OVERLAND PARK, Kan. -- Ever since Google announced it would bring ultra high-speed internet to the metro, people have been wondering how it might be best put to use. Now an international competition to figure that out has been narrowed to 39 semi-finalists.
The Gigabit Challenge had 113 submissions from five continents and 24 states. It asked aspiring entrepreneurs for their ideas for business ideas that best used the Google network, and everyone from big names in the high-tech world to a metro grandpa made the cut.
In his Overland Park apartment grandfather of four, Michael McKinzy, developed a plan 20 years in the making that could change American history. A chad-free voting society.
"The 2000 election is you know in the back of my mind," McKinzy explains.
His plan is to allow people to vote online from a secure site, using a fingerprint scanner on a mouse. After you vote, you get a receipt to keep. You never have to leave the house
McKinzy entered his idea for modern voting into the Gigabit Challenge, the former electrician and current DeVry University student, is one of 39 semi-finalists.
Greg Kratofil, Junior, an attorney who helps technology businesses, is a judge in the competition who's impressed by entries he saw, even those from local inventors, but to grow, ideas need cash.
"One of the challenges that we have in the midwest here is how we fund those companies going forward," Kratofil, Jr. says.

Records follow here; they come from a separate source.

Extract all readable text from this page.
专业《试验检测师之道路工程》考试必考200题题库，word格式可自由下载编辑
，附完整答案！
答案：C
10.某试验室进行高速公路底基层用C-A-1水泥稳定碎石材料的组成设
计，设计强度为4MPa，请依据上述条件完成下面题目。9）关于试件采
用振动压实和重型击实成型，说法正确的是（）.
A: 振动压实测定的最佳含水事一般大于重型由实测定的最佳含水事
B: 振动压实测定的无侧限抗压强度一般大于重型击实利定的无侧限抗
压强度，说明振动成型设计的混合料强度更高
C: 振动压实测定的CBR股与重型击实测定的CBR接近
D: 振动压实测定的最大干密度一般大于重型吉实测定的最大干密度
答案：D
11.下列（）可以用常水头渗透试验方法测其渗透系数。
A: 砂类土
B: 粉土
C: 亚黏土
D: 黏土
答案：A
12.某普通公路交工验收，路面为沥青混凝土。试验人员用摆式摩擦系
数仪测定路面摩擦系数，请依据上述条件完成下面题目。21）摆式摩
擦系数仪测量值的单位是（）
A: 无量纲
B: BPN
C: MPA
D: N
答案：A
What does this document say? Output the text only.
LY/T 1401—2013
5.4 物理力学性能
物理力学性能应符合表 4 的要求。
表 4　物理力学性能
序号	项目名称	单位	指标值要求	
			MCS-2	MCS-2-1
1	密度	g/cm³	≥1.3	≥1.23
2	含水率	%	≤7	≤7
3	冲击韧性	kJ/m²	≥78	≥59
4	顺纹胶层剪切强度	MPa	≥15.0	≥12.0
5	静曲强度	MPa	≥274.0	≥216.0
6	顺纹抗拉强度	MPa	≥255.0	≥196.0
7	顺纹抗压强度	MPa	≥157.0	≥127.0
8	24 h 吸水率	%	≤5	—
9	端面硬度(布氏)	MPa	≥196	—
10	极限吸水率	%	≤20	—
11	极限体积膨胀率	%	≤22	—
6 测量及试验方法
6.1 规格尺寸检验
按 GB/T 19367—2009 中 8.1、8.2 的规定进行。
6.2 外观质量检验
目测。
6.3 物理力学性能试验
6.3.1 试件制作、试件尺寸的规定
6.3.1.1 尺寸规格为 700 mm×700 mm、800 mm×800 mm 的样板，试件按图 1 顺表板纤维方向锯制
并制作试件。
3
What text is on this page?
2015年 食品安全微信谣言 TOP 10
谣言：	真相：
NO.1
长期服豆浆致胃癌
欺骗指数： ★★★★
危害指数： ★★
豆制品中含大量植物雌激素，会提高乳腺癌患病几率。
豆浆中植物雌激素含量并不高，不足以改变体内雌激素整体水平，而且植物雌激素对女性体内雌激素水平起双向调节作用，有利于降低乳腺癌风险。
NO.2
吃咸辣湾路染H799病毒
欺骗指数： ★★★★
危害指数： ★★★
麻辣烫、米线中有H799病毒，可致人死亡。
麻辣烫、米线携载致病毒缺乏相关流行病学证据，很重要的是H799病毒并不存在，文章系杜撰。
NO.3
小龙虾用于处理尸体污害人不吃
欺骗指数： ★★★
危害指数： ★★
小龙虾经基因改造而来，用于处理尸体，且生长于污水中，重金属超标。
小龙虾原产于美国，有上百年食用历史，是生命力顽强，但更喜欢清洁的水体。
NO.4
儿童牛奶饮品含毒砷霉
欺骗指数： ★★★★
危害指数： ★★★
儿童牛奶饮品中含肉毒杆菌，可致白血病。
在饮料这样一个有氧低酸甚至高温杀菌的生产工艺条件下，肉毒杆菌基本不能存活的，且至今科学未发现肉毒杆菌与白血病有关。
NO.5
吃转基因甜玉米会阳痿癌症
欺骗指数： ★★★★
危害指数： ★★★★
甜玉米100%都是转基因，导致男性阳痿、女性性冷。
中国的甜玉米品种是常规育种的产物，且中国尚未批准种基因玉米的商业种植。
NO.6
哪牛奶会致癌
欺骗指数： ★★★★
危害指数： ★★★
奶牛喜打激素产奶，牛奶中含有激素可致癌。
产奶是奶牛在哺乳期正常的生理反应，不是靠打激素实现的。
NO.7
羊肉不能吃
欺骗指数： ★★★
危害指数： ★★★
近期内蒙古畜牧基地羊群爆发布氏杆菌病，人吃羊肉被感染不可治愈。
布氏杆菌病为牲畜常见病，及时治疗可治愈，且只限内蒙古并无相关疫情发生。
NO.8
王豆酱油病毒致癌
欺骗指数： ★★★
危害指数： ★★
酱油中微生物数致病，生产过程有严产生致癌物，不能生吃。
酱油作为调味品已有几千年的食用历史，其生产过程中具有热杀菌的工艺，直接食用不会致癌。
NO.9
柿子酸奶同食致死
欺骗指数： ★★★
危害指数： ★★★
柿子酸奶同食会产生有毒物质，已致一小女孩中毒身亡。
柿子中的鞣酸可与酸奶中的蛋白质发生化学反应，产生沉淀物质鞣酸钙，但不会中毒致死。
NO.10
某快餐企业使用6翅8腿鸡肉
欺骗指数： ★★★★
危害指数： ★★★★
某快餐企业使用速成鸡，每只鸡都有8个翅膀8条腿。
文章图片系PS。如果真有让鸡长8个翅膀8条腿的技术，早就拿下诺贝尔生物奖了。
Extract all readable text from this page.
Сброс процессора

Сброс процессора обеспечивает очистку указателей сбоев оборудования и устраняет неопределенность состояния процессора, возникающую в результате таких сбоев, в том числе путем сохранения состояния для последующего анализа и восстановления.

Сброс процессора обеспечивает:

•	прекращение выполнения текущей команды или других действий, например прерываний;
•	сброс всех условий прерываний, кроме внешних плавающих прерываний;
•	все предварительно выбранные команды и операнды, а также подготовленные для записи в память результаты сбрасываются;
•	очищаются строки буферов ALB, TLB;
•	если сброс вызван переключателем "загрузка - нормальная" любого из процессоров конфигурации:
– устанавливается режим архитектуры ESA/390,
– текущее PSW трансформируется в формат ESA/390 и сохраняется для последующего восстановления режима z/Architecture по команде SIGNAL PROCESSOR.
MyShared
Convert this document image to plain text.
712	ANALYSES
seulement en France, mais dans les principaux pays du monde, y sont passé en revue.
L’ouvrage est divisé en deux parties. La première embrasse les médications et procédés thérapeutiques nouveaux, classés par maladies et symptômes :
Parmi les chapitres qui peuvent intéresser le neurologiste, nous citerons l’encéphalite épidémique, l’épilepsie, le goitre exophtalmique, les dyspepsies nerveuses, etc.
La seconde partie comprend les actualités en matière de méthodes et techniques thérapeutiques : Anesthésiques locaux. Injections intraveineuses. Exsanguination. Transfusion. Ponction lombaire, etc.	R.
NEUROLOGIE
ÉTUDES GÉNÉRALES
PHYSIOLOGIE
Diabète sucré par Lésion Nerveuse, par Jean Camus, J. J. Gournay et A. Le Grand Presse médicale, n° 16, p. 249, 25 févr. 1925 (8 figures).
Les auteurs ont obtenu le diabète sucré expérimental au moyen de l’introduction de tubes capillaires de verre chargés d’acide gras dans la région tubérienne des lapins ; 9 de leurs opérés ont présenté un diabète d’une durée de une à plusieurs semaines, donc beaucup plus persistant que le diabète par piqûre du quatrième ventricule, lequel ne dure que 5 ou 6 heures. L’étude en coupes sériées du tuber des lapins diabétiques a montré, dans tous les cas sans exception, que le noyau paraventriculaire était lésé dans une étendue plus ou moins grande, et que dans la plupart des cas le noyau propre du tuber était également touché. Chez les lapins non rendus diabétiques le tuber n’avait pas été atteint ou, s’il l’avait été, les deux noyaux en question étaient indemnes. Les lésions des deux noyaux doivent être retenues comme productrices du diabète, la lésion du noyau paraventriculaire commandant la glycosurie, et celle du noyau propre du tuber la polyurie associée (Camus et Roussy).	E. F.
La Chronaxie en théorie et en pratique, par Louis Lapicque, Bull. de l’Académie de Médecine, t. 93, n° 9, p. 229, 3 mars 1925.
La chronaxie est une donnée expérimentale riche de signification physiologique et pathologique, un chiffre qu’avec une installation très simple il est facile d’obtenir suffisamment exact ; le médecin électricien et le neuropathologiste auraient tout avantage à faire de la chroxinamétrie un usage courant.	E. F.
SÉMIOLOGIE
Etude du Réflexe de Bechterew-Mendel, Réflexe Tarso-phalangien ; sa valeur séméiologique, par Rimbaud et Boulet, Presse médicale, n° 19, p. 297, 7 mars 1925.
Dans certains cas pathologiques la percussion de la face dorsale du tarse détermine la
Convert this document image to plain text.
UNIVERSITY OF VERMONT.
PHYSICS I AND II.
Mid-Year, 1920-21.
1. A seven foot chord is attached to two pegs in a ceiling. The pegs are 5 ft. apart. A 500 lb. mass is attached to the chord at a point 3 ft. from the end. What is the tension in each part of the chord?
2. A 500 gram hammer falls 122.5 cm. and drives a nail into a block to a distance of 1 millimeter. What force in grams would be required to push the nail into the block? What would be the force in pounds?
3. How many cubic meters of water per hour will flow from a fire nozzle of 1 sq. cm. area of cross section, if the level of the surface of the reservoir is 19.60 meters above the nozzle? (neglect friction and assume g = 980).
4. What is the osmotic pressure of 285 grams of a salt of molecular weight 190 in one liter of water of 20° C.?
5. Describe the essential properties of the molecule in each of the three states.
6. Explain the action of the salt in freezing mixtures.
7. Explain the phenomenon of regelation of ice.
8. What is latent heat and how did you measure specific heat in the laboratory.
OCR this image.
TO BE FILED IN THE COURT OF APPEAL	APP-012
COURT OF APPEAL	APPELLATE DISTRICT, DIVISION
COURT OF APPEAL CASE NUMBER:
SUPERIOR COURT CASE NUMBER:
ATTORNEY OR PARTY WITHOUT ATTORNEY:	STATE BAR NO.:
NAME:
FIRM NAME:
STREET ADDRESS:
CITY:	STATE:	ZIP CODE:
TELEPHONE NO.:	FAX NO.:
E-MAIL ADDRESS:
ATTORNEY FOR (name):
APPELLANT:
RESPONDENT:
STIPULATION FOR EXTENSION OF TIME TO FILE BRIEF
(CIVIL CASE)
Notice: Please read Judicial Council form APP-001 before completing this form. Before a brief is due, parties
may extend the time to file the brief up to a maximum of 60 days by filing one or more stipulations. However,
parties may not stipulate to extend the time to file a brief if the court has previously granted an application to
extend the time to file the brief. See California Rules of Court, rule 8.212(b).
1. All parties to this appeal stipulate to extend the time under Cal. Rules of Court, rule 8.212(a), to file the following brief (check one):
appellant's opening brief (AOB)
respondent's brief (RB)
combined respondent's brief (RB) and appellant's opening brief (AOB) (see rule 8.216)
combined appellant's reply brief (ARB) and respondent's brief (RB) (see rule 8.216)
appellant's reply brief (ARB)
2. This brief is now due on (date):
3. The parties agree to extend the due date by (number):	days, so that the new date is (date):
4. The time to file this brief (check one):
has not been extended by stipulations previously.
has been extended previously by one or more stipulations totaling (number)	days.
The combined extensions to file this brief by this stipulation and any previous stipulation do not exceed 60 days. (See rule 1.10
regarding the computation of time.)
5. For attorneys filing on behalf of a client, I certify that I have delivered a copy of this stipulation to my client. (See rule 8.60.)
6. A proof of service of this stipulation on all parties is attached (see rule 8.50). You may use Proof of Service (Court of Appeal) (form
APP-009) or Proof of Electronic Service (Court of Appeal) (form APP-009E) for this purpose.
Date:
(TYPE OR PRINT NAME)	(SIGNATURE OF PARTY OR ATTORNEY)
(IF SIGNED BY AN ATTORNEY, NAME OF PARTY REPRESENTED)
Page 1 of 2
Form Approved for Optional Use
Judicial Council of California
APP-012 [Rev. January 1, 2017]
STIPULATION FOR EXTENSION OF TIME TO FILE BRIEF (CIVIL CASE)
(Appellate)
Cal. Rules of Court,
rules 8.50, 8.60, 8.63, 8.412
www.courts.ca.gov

Think Big Partners will donate some seed money to the winner, the company's co-founder says it's an investment in these inventors.
"What they've been able to come up with and prove that could really be viable in this community I think are fantastic," Tyler Prochnow says.
For McKinzy, it's not just about the money, but a legacy for his country and family.
"I hope that they can sit back and say, yeah, that's my grandad," McKinzy smiles.
The winner of the contest gets $100,000, and $250,000 as an investment in their new company.